Already we have seen the Sheriff’s Deputies lock the media and public out of the arraignment court. We have seen numerous attorneys come and go.
Mr. Topete last fall dismissed his legal counsel and attempted to represent himself, before recognizing that the barriers placed on him were too cumbersome to overcome.
It is one of the long and painstaking processes that leads to costs for the typical death penalty case running in the millions of dollars.
According to various statistics, it costs roughly $1 million per death penalty trial over and above the cost of non-death penalty murder trials.
This for a penalty unlikely to be ever acted upon. California has over 700 people on death row, and even at a staggering rate of one per week, the current population would be around for 14 years.
In addition, the state has “$63 million per year extra spent housing people on death row and another $60 million spent on their appeals, again over and above the cost of housing and appeals for life without parole.”
Argue reformers such as the ACLU, the cost comes to about $1 billion for every five years.
“Now, repealing the death penalty in California can only be done at the ballot box,” they argue, “but defunding the whole system can be done with a few strokes of the governor’s pen: just ask any senior citizen, recipient of in-home medical care, or single working parent. They’ll tell you how powerful that pen can be when it comes to cutting government programs.”

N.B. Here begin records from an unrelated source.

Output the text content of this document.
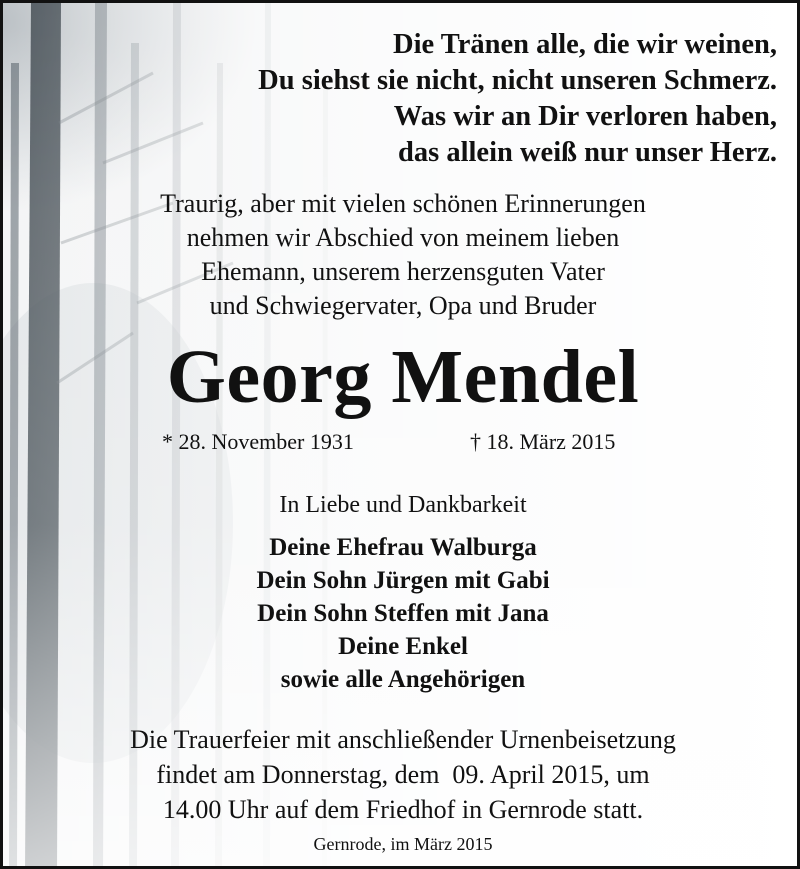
Die Tränen alle, die wir weinen,
Du siehst sie nicht, nicht unseren Schmerz.
Was wir an Dir verloren haben,
das allein weiß nur unser Herz.
Traurig, aber mit vielen schönen Erinnerungen
nehmen wir Abschied von meinem lieben
Ehemann, unserem herzensguten Vater
und Schwiegervater, Opa und Bruder
Georg Mendel
* 28. November 1931	† 18. März 2015
In Liebe und Dankbarkeit
Deine Ehefrau Walburga
Dein Sohn Jürgen mit Gabi
Dein Sohn Steffen mit Jana
Deine Enkel
sowie alle Angehörigen
Die Trauerfeier mit anschließender Urnenbeisetzung
findet am Donnerstag, dem  09. April 2015, um
14.00 Uhr auf dem Friedhof in Gernrode statt.
Gernrode, im März 2015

The defense in this case argued with no success that the trying of Mr. Topete for the death penalty, given the likely delays and unlikelihood of execution, represents cruel and unusual punishment.
The defense argued, “The excessive delays in California’s death penalty system constitute cruel and unusual punishment in violation of the Eighth Amendment and results in a denial of due process. Based on this violation, the Defense respectfully requests that this Court preclude the People from seeking the death penalty in this case.”

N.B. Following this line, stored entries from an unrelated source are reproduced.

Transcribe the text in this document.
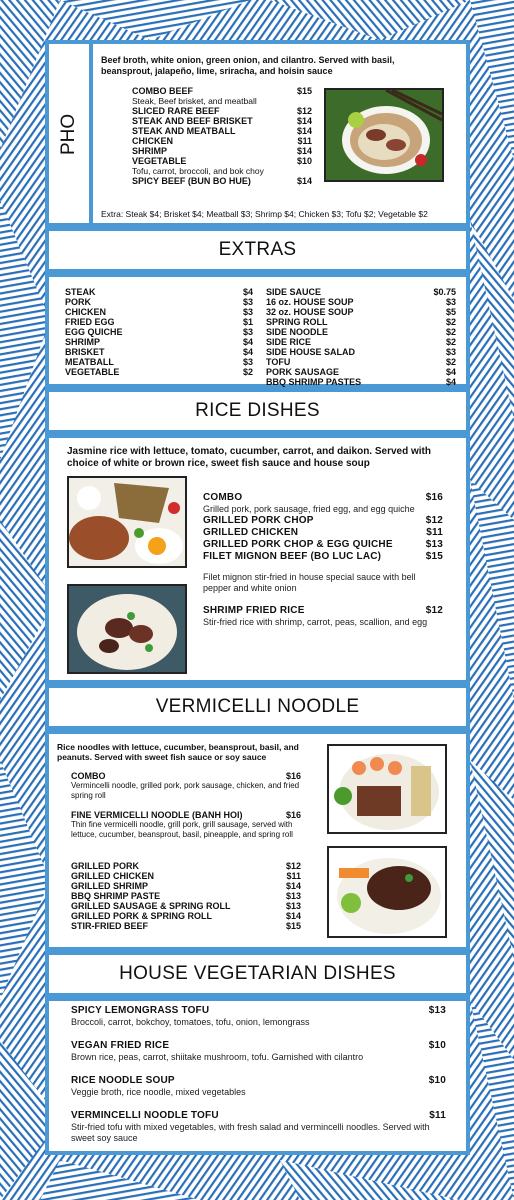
PHO
Beef broth, white onion, green onion, and cilantro. Served with basil, beansprout, jalapeño, lime, sriracha, and hoisin sauce
COMBO BEEF	$15
Steak, Beef brisket, and meatball
SLICED RARE BEEF	$12
STEAK AND BEEF BRISKET	$14
STEAK AND MEATBALL	$14
CHICKEN	$11
SHRIMP	$14
VEGETABLE	$10
Tofu, carrot, broccoli, and bok choy
SPICY BEEF (BUN BO HUE)	$14
Extra: Steak $4; Brisket $4; Meatball $3; Shrimp $4; Chicken $3; Tofu $2; Vegetable $2
EXTRAS
STEAK	$4
PORK	$3
CHICKEN	$3
FRIED EGG	$1
EGG QUICHE	$3
SHRIMP	$4
BRISKET	$4
MEATBALL	$3
VEGETABLE	$2
SIDE SAUCE	$0.75
16 oz. HOUSE SOUP	$3
32 oz. HOUSE SOUP	$5
SPRING ROLL	$2
SIDE NOODLE	$2
SIDE RICE	$2
SIDE HOUSE SALAD	$3
TOFU	$2
PORK SAUSAGE	$4
BBQ SHRIMP PASTES	$4
RICE DISHES
Jasmine rice with lettuce, tomato, cucumber, carrot, and daikon. Served with choice of white or brown rice, sweet fish sauce and house soup
COMBO	$16
Grilled pork, pork sausage, fried egg, and egg quiche
GRILLED PORK CHOP	$12
GRILLED CHICKEN	$11
GRILLED PORK CHOP & EGG QUICHE	$13
FILET MIGNON BEEF (BO LUC LAC)	$15
Filet mignon stir-fried in house special sauce with bell pepper and white onion
SHRIMP FRIED RICE	$12
Stir-fried rice with shrimp, carrot, peas, scallion, and egg
VERMICELLI NOODLE
Rice noodles with lettuce, cucumber, beansprout, basil, and peanuts. Served with sweet fish sauce or soy sauce
COMBO	$16
Vermincelli noodle, grilled pork, pork sausage, chicken, and fried spring roll
FINE VERMICELLI NOODLE (BANH HOI)	$16
Thin fine vermicelli noodle, grill pork, grill sausage, served with lettuce, cucumber, beansprout, basil, pineapple, and spring roll
GRILLED PORK	$12
GRILLED CHICKEN	$11
GRILLED SHRIMP	$14
BBQ SHRIMP PASTE	$13
GRILLED SAUSAGE & SPRING ROLL	$13
GRILLED PORK & SPRING ROLL	$14
STIR-FRIED BEEF	$15
HOUSE VEGETARIAN DISHES
SPICY LEMONGRASS TOFU	$13
Broccoli, carrot, bokchoy, tomatoes, tofu, onion, lemongrass
VEGAN FRIED RICE	$10
Brown rice, peas, carrot, shiitake mushroom, tofu. Garnished with cilantro
RICE NOODLE SOUP	$10
Veggie broth, rice noodle, mixed vegetables
VERMINCELLI NOODLE TOFU	$11
Stir-fried tofu with mixed vegetables, with fresh salad and vermincelli noodles. Served with sweet soy sauce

They cite that, “Since the death penalty was reestablished in California [in 1977], 13 offenders have been executed.” And they added that a recent report by the California Commission on the Fair Administration of Justice on California’s death penalty agreed with former California Chief Justice Ronald M. George that “California’s death penalty system is dysfunctional.”

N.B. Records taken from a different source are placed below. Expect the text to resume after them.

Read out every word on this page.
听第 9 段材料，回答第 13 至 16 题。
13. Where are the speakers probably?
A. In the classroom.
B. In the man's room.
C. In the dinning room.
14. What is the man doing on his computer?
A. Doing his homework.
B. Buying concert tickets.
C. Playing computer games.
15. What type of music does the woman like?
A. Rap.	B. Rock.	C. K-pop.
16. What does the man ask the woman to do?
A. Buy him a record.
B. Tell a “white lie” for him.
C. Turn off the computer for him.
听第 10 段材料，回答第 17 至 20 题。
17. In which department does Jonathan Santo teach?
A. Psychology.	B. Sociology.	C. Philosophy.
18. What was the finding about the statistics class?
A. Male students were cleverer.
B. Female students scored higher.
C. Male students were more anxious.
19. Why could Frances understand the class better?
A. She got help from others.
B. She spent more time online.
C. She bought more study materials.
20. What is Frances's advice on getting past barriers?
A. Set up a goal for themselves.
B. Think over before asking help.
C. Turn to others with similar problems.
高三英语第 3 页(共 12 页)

“The time between judgment and execution in California is more than any other state,” they wrote. “California has more people on death row than any other state.”
The DA countered that the argument was premature or not yet “ripe.”
They wrote, “Marco Topete is the defendant in the pretrial phase of a capital murder prosecution. To date he has been convicted of nothing in this case. Should he be convicted of murder with at least one special circumstance, the People intend to seek a death sentence.”
They cite a case where “the court rejected a claim by the appellant that a more than 20-year delay in his execution violated the state and federal constitutions. In that case the court addressed the Lackey decision of the United States Supreme Court that is cited in the defendant’s motion. In that decision, at page 404, the court held that the normal post-conviction review process was not grounds for finding that the constitution had been violated.”
Judge Richardson agreed with this and allowed the death penalty to move forward.
However, given the likelihood of further delays, we wonder how much both the county and state could save should they simply seek life without parole and take the death penalty off the table.